Now it is only in the imagination of the word-smith that the villain in the play is gifted with supernatural powers of discernment. Ruiz Gregorio Maria y Alvarez Mattacheco, familiarly and less cumbrously known as "Mexican George," was a mere murderer, with a quick eye for gun-sights and a ready and itching trigger finger. But he was no Vidoeq, to know by instinct which of the two trails, the canyon passage or the longer route over the hills, Ford had chosen.
Having two guesses he made the wrong one first, urging his mustang toward the canyon trail. A stumbling half-mile up the narrow cleft of the river's path revealing nothing, he began to reconsider. Drawing a second blank of the same dimensions, he turned back to the ford and tried the hill trail. At the end of the first hundred yards on the new scent he came again upon the fresh hoof-prints, and took off the brow-cramping hat to swear the easier.
Two courses were now open to him; to press hard upon the roundabout hill trail in the hope of overtaking the engineer before he could reach the Horse Creek camp, or to pass by the shorter route to the upper ford to head him off at the river crossing. The Mexican gave another glance at the dull red spot in the western sky and played for safety. The waylaying alternative commended itself on several counts. The canyon trail was the shorter and it could be traversed leisurely and in daylight. Pressing his livery hack as he could, Ford would scarcely reach the crossing at the mouth of Horse Creek before dusk. Moreover, it would be easier to wait and to smoke than to chase the quarry over the hills, wearing one's pinto to the bone.
Ruiz Gregorio Maria set his horse once more at the task of picking a path among the canyon boulders, riding loosely in the saddle, first in one stirrup and then in the other, and smoking an unbroken succession of the corn-husk cigarettes.
One small cloud flecked the sky of satisfaction. His instructions had been explicit. If Ford should resign, quit, wash his hands of the Pacific Southwestern, he might be suffered to escape. If not—there was only one condition attached to the alternative: what was done must be done neatly, with despatch, and at a sufficient distance from any of the MacMorrogh camps to avert even the shadow of suspicion.
Now the upper crossing of waylayings was within a stone's throw of the end-of-track yards; nay, within an amateur's pistol-shot of the commissary buildings. But Ruiz Gregorio, weighing all the possibilities, found them elastic enough to serve the purpose. A well-calculated shot from behind a sheltering boulder, the heaving of the body into the swift torrent of the Pannikin, and the thing was done. What damning evidence might afterward come to the light of day, if, indeed, it should ever come to light, would be fished out of the stream far enough from any of the MacMorrogh camps.
Thus Ruiz Gregorio Maria y Alvarez, lolling lazily in his saddle while the hard-breathing mustang picked a toilsome path among the strewn boulders and through the sliding shale beds.

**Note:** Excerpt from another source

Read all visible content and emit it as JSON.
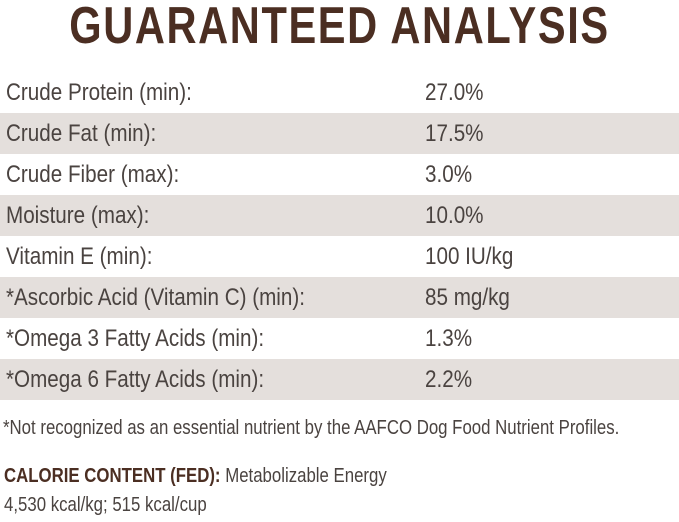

He went even further: an alibi might not be needful, but it would be easy to provide one. Young Jack Benson, if no other, would know that Ford had taken one of the shorter trails from Copah to the camp at Horse Creek. Bueno! He, Ruiz Gregorio, could slip across the river in the dusk when the thing was done, skirt the headquarters camp unseen, and present himself a little later at Señor Frisbie's camp of the track-layers, coming, as it were, direct from Copah, almost upon the heels of Señor Benson. After that, who could connect him with the dead body of a man fished out of a river twenty, fifty, a hundred miles away?
There was a weak link in the chain. Ruiz Gregorio's child-like plot turned upon one pivot of hazard—hazard most likely to be ignored by so good a marksman as the "man-killer." One shot he might permit himself, with little danger of drawing a crowd from the mess tent and the sleeping shanties in the Horse Creek camp. Two would bring the men to their doors. Any greater number would be taken as the signal of a free fight needing spectators. Hence the first shot must suffice.
The Mexican bore this in mind when, arriving at his post opposite the camp in the early dusk, he chose his ambushing boulder so near the descending hill trail that a stout club might have been substituted for the pistol. The weather promise was for a starless night, but the electric arc-lights were already scintillating at their mastheads in the headquarters railroad yard across the Pannikin. Later, when the daylight was quite gone and the electrics were hollowing out a bowl of stark whiteness in the night, Ruiz Gregorio wished he had chosen otherwise. The camp lights shone full upon him and on the mustang standing with drooped head at his elbow, and the trail on the other side of the boulder was in shadow.
He was about to take the risk of moving farther up the hill-path to a less exposed lurking place, was hesitating only because his indolent soul rebelled at the thought of having to drag Ford's body so many added steps to its burial in the river, when the clink of shod hoofs upon stone warned him that the time for scene-shifting had passed. Pushing the mustang out of the line of sight from the trail, he flattened himself against the great rock and waited.